The other sites provide information about the water in each of three distinct wetlands. Wetland A, the cattail wetlands, includes a weather station, where the students measures the pH of the water caught in the rain gauge. As usual, it’s less than the relatively neutral pH of the water throughout the wetlands, which means the rainwater is more acidic than the groundwater. Vermette explained that a high concentration of limestone in the Great Lakes region mitigates the effect of the acid rain on the lakes’ pH, keeping them from becoming too acidic.

There are few cattails in Wetland B. Instead, duckweed, which removes some of the metals from the water, is abundant. Water from Wetland C, where the vegetation is again different, shows a lower level of dissolved oxygen. Different aquatic species need different oxygen levels to survive. For example, carp—abundant in Blasdell Creek—need less than 1 mg per liter; other species, such as trout, need much more.

Above, turkey vultures circled for a few minutes before continuing on their way. Woodlawn Beach State Park offers three different habitats for bird life: the shore; the wetlands; and the forested area that screens the nearby railroad tracks.
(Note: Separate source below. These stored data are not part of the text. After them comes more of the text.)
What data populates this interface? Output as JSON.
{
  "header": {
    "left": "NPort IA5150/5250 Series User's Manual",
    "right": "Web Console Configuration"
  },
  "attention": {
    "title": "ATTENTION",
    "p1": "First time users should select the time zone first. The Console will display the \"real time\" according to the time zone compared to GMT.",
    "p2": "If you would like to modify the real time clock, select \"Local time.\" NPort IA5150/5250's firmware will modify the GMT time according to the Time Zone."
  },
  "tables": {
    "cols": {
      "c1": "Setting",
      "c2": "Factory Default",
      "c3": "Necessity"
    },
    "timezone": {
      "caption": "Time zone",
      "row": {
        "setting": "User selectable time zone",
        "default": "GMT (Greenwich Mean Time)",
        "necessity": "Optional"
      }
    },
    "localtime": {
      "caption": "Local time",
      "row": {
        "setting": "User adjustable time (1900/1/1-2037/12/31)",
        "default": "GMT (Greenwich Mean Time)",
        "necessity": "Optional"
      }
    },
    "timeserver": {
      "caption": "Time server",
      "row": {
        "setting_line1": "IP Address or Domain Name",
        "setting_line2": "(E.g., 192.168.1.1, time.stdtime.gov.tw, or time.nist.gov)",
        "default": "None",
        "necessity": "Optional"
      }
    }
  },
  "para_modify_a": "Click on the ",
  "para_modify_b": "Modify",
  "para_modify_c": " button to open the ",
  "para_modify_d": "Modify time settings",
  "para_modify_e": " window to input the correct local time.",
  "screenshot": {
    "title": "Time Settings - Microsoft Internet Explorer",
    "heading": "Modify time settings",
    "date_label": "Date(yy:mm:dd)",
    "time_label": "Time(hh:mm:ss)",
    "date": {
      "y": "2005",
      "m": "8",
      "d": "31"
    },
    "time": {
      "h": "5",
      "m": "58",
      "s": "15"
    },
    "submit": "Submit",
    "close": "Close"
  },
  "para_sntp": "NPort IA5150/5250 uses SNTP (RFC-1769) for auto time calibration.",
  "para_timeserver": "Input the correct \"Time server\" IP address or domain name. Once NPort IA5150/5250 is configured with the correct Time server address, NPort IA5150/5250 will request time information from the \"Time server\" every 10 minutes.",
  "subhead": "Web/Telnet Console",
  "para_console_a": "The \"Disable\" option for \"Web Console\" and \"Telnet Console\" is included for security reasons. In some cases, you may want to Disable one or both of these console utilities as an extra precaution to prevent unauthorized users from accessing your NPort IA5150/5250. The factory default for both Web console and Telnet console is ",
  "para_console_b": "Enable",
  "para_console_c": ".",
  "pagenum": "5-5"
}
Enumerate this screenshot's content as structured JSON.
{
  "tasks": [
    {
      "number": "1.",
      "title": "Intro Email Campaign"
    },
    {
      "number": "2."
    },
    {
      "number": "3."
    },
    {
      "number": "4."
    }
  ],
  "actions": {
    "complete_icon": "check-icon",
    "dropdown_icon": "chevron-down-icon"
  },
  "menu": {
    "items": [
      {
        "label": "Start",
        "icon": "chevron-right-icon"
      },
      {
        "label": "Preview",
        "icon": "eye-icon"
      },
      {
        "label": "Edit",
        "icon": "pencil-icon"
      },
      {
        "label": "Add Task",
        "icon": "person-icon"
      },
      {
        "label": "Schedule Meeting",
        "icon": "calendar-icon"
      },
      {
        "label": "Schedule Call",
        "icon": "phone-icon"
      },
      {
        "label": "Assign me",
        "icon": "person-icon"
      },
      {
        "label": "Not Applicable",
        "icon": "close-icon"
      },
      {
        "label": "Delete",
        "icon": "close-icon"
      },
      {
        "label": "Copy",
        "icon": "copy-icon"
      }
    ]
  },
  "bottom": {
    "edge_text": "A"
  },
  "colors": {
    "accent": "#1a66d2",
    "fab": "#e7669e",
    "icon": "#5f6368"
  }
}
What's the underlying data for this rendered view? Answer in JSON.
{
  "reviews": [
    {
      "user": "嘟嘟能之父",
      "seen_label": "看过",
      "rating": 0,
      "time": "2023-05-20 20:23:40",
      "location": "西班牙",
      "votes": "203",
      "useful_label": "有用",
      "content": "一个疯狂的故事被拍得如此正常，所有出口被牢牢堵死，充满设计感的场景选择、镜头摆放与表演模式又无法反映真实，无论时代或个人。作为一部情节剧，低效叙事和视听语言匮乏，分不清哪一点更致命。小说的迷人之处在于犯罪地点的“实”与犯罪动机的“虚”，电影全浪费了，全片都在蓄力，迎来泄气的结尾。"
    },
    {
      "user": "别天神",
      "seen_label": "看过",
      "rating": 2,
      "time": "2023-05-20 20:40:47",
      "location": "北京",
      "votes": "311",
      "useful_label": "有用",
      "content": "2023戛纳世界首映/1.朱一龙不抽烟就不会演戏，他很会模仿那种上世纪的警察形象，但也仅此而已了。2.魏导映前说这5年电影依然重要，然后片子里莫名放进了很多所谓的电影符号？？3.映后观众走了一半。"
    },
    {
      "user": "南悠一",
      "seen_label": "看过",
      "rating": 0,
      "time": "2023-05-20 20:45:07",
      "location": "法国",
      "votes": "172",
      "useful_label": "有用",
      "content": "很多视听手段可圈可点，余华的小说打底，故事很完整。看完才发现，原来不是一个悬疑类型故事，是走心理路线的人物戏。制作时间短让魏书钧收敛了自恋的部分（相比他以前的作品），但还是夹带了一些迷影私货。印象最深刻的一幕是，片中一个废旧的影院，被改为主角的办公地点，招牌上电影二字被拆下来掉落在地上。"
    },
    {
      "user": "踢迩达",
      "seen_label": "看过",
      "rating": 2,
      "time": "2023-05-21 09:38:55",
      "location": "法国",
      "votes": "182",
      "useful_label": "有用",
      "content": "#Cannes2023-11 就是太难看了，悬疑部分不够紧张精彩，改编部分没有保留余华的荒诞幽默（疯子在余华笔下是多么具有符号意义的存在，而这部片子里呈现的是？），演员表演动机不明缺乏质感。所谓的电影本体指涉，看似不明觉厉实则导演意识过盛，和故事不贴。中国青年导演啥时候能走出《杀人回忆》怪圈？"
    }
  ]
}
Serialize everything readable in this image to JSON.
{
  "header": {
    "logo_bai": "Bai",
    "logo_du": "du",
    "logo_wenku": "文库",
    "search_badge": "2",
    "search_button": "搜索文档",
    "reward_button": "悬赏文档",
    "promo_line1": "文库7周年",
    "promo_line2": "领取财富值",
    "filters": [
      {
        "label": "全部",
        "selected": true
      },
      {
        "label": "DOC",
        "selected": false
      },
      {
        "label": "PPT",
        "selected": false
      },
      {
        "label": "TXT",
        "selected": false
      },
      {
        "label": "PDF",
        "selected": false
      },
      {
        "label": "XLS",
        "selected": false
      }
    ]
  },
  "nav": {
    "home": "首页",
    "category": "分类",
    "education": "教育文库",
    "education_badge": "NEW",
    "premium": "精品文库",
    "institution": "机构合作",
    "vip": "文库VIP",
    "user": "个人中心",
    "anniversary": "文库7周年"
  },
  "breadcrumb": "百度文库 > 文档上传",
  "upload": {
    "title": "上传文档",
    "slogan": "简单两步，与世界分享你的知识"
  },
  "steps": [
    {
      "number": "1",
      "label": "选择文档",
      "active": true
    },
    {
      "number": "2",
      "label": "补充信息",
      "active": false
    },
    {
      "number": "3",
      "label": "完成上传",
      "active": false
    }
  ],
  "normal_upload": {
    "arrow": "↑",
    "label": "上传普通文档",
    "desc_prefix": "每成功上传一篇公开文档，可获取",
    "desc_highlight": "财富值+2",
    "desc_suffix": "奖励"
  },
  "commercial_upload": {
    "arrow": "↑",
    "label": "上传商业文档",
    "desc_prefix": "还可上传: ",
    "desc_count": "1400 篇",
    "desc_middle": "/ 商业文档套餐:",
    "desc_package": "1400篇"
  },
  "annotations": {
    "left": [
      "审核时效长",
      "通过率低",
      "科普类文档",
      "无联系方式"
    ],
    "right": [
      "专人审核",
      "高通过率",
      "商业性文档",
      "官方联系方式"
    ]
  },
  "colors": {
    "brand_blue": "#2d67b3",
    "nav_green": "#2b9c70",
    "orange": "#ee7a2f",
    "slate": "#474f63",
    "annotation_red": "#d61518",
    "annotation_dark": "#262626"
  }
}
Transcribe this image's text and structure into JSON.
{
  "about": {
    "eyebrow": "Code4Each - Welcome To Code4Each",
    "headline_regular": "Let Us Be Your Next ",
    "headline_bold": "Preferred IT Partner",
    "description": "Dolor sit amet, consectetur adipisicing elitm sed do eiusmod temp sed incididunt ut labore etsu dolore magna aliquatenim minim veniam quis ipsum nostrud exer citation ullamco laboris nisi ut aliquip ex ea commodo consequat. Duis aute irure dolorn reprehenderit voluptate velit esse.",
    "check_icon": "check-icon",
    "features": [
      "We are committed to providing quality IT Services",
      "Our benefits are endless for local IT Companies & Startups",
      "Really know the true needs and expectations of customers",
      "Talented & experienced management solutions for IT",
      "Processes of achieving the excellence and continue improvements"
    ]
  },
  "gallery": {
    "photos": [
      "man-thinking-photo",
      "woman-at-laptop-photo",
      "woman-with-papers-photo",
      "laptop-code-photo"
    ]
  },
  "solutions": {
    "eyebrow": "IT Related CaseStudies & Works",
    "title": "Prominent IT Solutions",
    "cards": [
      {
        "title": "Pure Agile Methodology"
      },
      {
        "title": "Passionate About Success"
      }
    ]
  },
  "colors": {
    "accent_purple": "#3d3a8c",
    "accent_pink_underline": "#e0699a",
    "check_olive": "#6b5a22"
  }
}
These wetlands began to evolve in about 1966. Earlier photos show sand dunes with little vegetation, according to Panczykowski, who is researching the area’s history. Much of the ground appears to be fill, perhaps from the steel plant. The higher areas in the wetlands are sand, evidence of the dunes that remain a unique feature of Woodlawn Beach State Park.

The sampling takes two hours, a process that’s repeated once a week. Additional samples are taken two or three times a week. “Once our research is completed,” said Vermette, “we’ll be able to provide the park manager with ideas for making the wetlands work as well as they possibly can.”